Friday, 21 September 2007
The last of the butterflies
There have been very few butterflies here this summer. After a hopeful start to the spring, with more orange tips than I have seen here, the summer, as everyone knows, was a disaster. Many butterflies emerged late, when the weather finally improved and, though there was a flush of peacocks on the buddleias recently, colder nights mean that overall numbers have been very poor. A few painted ladies and red admirals have fluttered and flirted round the garden, but even numbers of small tortoiseshells have been poor. In past years I have loved to see the small dusky ringlets dancing amongst the grass stalks on our evening walks, but this wet year did little to encourage butterfly numbers or such outings. Even the dogs didn't complain at staying in when it rained.
Worse, though, than the lack of butterflies has been the complete absence of moths. Northumberland is not perhaps the best county for variety anyway, but at least the burnet moths and cinnabars on the dunes are always spectacular. The garden mostly offers a selection of small brown or frilly white moths which can be hard to identify. The greenhouse, though, is usually shared with yellow underwings, which zonk about the tomatoes while you are picking them. Not this year, not a one. This year I have seen a mouse moth. That's it. I'm fond of mouse moths, I was pleased to see it, and helped it back outside when it got stuck. But I would have been pleased to welcome a few of its friends.

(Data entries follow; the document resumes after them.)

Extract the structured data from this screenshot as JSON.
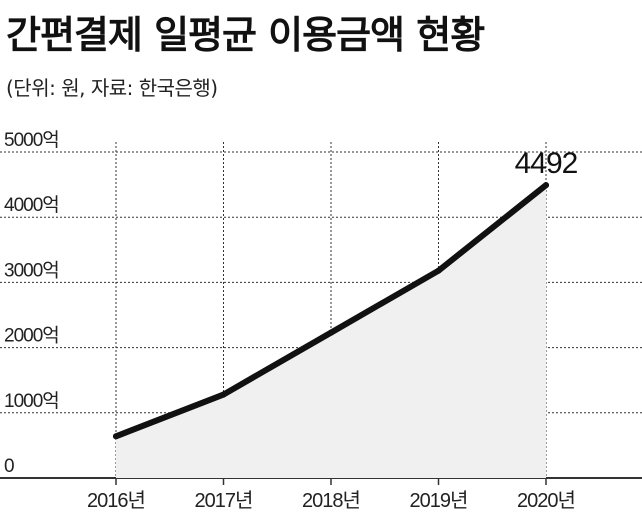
{
  "header": {
    "title": "간편결제 일평균 이용금액 현황",
    "subtitle": "(단위: 원, 자료: 한국은행)"
  },
  "chart_data": {
    "type": "area",
    "title": "간편결제 일평균 이용금액 현황",
    "subtitle": "(단위: 원, 자료: 한국은행)",
    "categories": [
      "2016년",
      "2017년",
      "2018년",
      "2019년",
      "2020년"
    ],
    "values": [
      640,
      1280,
      2230,
      3180,
      4492
    ],
    "y_ticks": [
      {
        "value": 0,
        "label": "0"
      },
      {
        "value": 1000,
        "label": "1000억"
      },
      {
        "value": 2000,
        "label": "2000억"
      },
      {
        "value": 3000,
        "label": "3000억"
      },
      {
        "value": 4000,
        "label": "4000억"
      },
      {
        "value": 5000,
        "label": "5000억"
      }
    ],
    "ylim": [
      0,
      5000
    ],
    "data_labels": [
      {
        "index": 4,
        "text": "4492"
      }
    ],
    "grid": true,
    "line_color": "#111111",
    "fill_color": "#f0f0f0",
    "grid_color": "#333333"
  }
}
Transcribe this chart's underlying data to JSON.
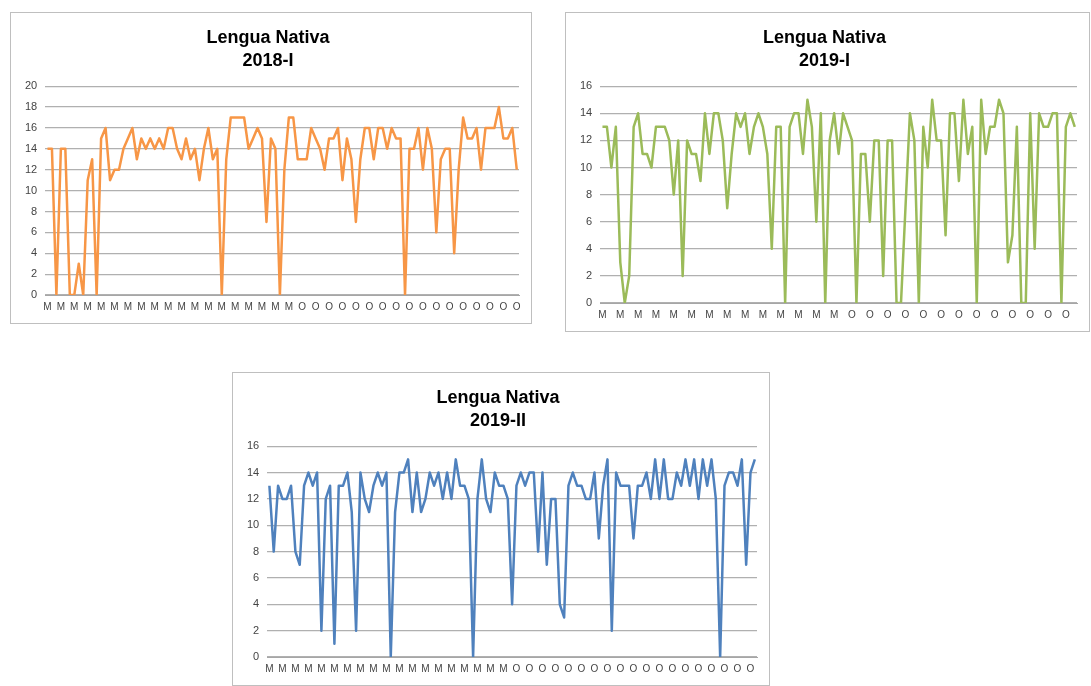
{
  "chart_data": [
    {
      "type": "line",
      "title": "Lengua Nativa",
      "subtitle": "2018-I",
      "color": "#f79646",
      "grid": "y",
      "ylim": [
        0,
        20
      ],
      "yticks": [
        0,
        2,
        4,
        6,
        8,
        10,
        12,
        14,
        16,
        18,
        20
      ],
      "categories": [
        "M",
        null,
        null,
        "M",
        null,
        null,
        "M",
        null,
        null,
        "M",
        null,
        null,
        "M",
        null,
        null,
        "M",
        null,
        null,
        "M",
        null,
        null,
        "M",
        null,
        null,
        "M",
        null,
        null,
        "M",
        null,
        null,
        "M",
        null,
        null,
        "M",
        null,
        null,
        "M",
        null,
        null,
        "M",
        null,
        null,
        "M",
        null,
        null,
        "M",
        null,
        null,
        "M",
        null,
        null,
        "M",
        null,
        null,
        "M",
        null,
        null,
        "O",
        null,
        null,
        "O",
        null,
        null,
        "O",
        null,
        null,
        "O",
        null,
        null,
        "O",
        null,
        null,
        "O",
        null,
        null,
        "O",
        null,
        null,
        "O",
        null,
        null,
        "O",
        null,
        null,
        "O",
        null,
        null,
        "O",
        null,
        null,
        "O",
        null,
        null,
        "O",
        null,
        null,
        "O",
        null,
        null,
        "O",
        null,
        null,
        "O",
        null,
        null,
        "O"
      ],
      "values": [
        14,
        14,
        0,
        14,
        14,
        0,
        0,
        3,
        0,
        11,
        13,
        0,
        15,
        16,
        11,
        12,
        12,
        14,
        15,
        16,
        13,
        15,
        14,
        15,
        14,
        15,
        14,
        16,
        16,
        14,
        13,
        15,
        13,
        14,
        11,
        14,
        16,
        13,
        14,
        0,
        13,
        17,
        17,
        17,
        17,
        14,
        15,
        16,
        15,
        7,
        15,
        14,
        0,
        12,
        17,
        17,
        13,
        13,
        13,
        16,
        15,
        14,
        12,
        15,
        15,
        16,
        11,
        15,
        13,
        7,
        13,
        16,
        16,
        13,
        16,
        16,
        14,
        16,
        15,
        15,
        0,
        14,
        14,
        16,
        12,
        16,
        14,
        6,
        13,
        14,
        14,
        4,
        12,
        17,
        15,
        15,
        16,
        12,
        16,
        16,
        16,
        18,
        15,
        15,
        16,
        12
      ]
    },
    {
      "type": "line",
      "title": "Lengua Nativa",
      "subtitle": "2019-I",
      "color": "#9bbb59",
      "grid": "y",
      "ylim": [
        0,
        16
      ],
      "yticks": [
        0,
        2,
        4,
        6,
        8,
        10,
        12,
        14,
        16
      ],
      "categories": [
        "M",
        null,
        null,
        null,
        "M",
        null,
        null,
        null,
        "M",
        null,
        null,
        null,
        "M",
        null,
        null,
        null,
        "M",
        null,
        null,
        null,
        "M",
        null,
        null,
        null,
        "M",
        null,
        null,
        null,
        "M",
        null,
        null,
        null,
        "M",
        null,
        null,
        null,
        "M",
        null,
        null,
        null,
        "M",
        null,
        null,
        null,
        "M",
        null,
        null,
        null,
        "M",
        null,
        null,
        null,
        "M",
        null,
        null,
        null,
        "O",
        null,
        null,
        null,
        "O",
        null,
        null,
        null,
        "O",
        null,
        null,
        null,
        "O",
        null,
        null,
        null,
        "O",
        null,
        null,
        null,
        "O",
        null,
        null,
        null,
        "O",
        null,
        null,
        null,
        "O",
        null,
        null,
        null,
        "O",
        null,
        null,
        null,
        "O",
        null,
        null,
        null,
        "O",
        null,
        null,
        null,
        "O",
        null,
        null,
        null,
        "O",
        null,
        null
      ],
      "values": [
        13,
        13,
        10,
        13,
        3,
        0,
        2,
        13,
        14,
        11,
        11,
        10,
        13,
        13,
        13,
        12,
        8,
        12,
        2,
        12,
        11,
        11,
        9,
        14,
        11,
        14,
        14,
        12,
        7,
        11,
        14,
        13,
        14,
        11,
        13,
        14,
        13,
        11,
        4,
        13,
        13,
        0,
        13,
        14,
        14,
        11,
        15,
        13,
        6,
        14,
        0,
        12,
        14,
        11,
        14,
        13,
        12,
        0,
        11,
        11,
        6,
        12,
        12,
        2,
        12,
        12,
        0,
        0,
        7,
        14,
        12,
        0,
        13,
        10,
        15,
        12,
        12,
        5,
        14,
        14,
        9,
        15,
        11,
        13,
        0,
        15,
        11,
        13,
        13,
        15,
        14,
        3,
        5,
        13,
        0,
        0,
        14,
        4,
        14,
        13,
        13,
        14,
        14,
        0,
        13,
        14,
        13
      ]
    },
    {
      "type": "line",
      "title": "Lengua Nativa",
      "subtitle": "2019-II",
      "color": "#4f81bd",
      "grid": "y",
      "ylim": [
        0,
        16
      ],
      "yticks": [
        0,
        2,
        4,
        6,
        8,
        10,
        12,
        14,
        16
      ],
      "categories": [
        "M",
        null,
        null,
        "M",
        null,
        null,
        "M",
        null,
        null,
        "M",
        null,
        null,
        "M",
        null,
        null,
        "M",
        null,
        null,
        "M",
        null,
        null,
        "M",
        null,
        null,
        "M",
        null,
        null,
        "M",
        null,
        null,
        "M",
        null,
        null,
        "M",
        null,
        null,
        "M",
        null,
        null,
        "M",
        null,
        null,
        "M",
        null,
        null,
        "M",
        null,
        null,
        "M",
        null,
        null,
        "M",
        null,
        null,
        "M",
        null,
        null,
        "O",
        null,
        null,
        "O",
        null,
        null,
        "O",
        null,
        null,
        "O",
        null,
        null,
        "O",
        null,
        null,
        "O",
        null,
        null,
        "O",
        null,
        null,
        "O",
        null,
        null,
        "O",
        null,
        null,
        "O",
        null,
        null,
        "O",
        null,
        null,
        "O",
        null,
        null,
        "O",
        null,
        null,
        "O",
        null,
        null,
        "O",
        null,
        null,
        "O",
        null,
        null,
        "O",
        null,
        null,
        "O",
        null,
        null,
        "O",
        null
      ],
      "values": [
        13,
        8,
        13,
        12,
        12,
        13,
        8,
        7,
        13,
        14,
        13,
        14,
        2,
        12,
        13,
        1,
        13,
        13,
        14,
        11,
        2,
        14,
        12,
        11,
        13,
        14,
        13,
        14,
        0,
        11,
        14,
        14,
        15,
        11,
        14,
        11,
        12,
        14,
        13,
        14,
        12,
        14,
        12,
        15,
        13,
        13,
        12,
        0,
        12,
        15,
        12,
        11,
        14,
        13,
        13,
        12,
        4,
        13,
        14,
        13,
        14,
        14,
        8,
        14,
        7,
        12,
        12,
        4,
        3,
        13,
        14,
        13,
        13,
        12,
        12,
        14,
        9,
        13,
        15,
        2,
        14,
        13,
        13,
        13,
        9,
        13,
        13,
        14,
        12,
        15,
        12,
        15,
        12,
        12,
        14,
        13,
        15,
        13,
        15,
        12,
        15,
        13,
        15,
        12,
        0,
        13,
        14,
        14,
        13,
        15,
        7,
        14,
        15
      ]
    }
  ]
}
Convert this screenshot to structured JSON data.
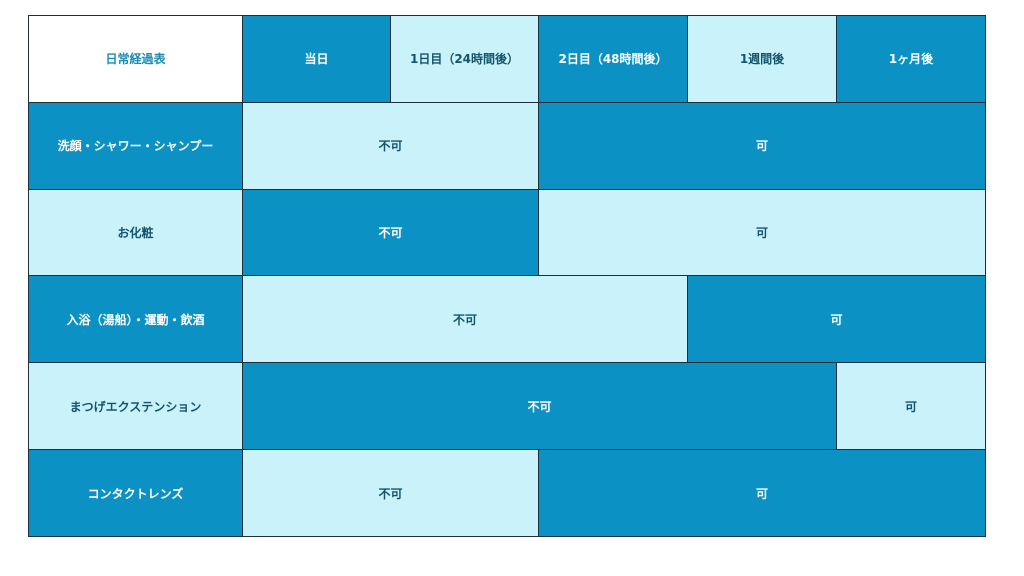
{
  "table": {
    "corner": "日常経過表",
    "columns": [
      "当日",
      "1日目（24時間後）",
      "2日目（48時間後）",
      "1週間後",
      "1ヶ月後"
    ],
    "rows": [
      {
        "label": "洗顔・シャワー・シャンプー",
        "segments": [
          {
            "text": "不可",
            "span": 2
          },
          {
            "text": "可",
            "span": 3
          }
        ]
      },
      {
        "label": "お化粧",
        "segments": [
          {
            "text": "不可",
            "span": 2
          },
          {
            "text": "可",
            "span": 3
          }
        ]
      },
      {
        "label": "入浴（湯船）・運動・飲酒",
        "segments": [
          {
            "text": "不可",
            "span": 3
          },
          {
            "text": "可",
            "span": 2
          }
        ]
      },
      {
        "label": "まつげエクステンション",
        "segments": [
          {
            "text": "不可",
            "span": 4
          },
          {
            "text": "可",
            "span": 1
          }
        ]
      },
      {
        "label": "コンタクトレンズ",
        "segments": [
          {
            "text": "不可",
            "span": 2
          },
          {
            "text": "可",
            "span": 3
          }
        ]
      }
    ]
  },
  "colors": {
    "dark": "#0b91c3",
    "light": "#c9f2fb",
    "corner_text": "#1b8cb8"
  }
}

Devon has been little better, according to my mother. I recall nights in Devon when it was only possible to sleep with your head under the bedclothes, so many creatures were whizzing round the room. Emeralds, garden tigers, elephant hawk moths, riots of colour. Delicate, feather-winged plume moths could be found on the bindweed in the garden. At least in Devon numbers may recover a little next year if the sun shines. Here, I am afraid that time is running out.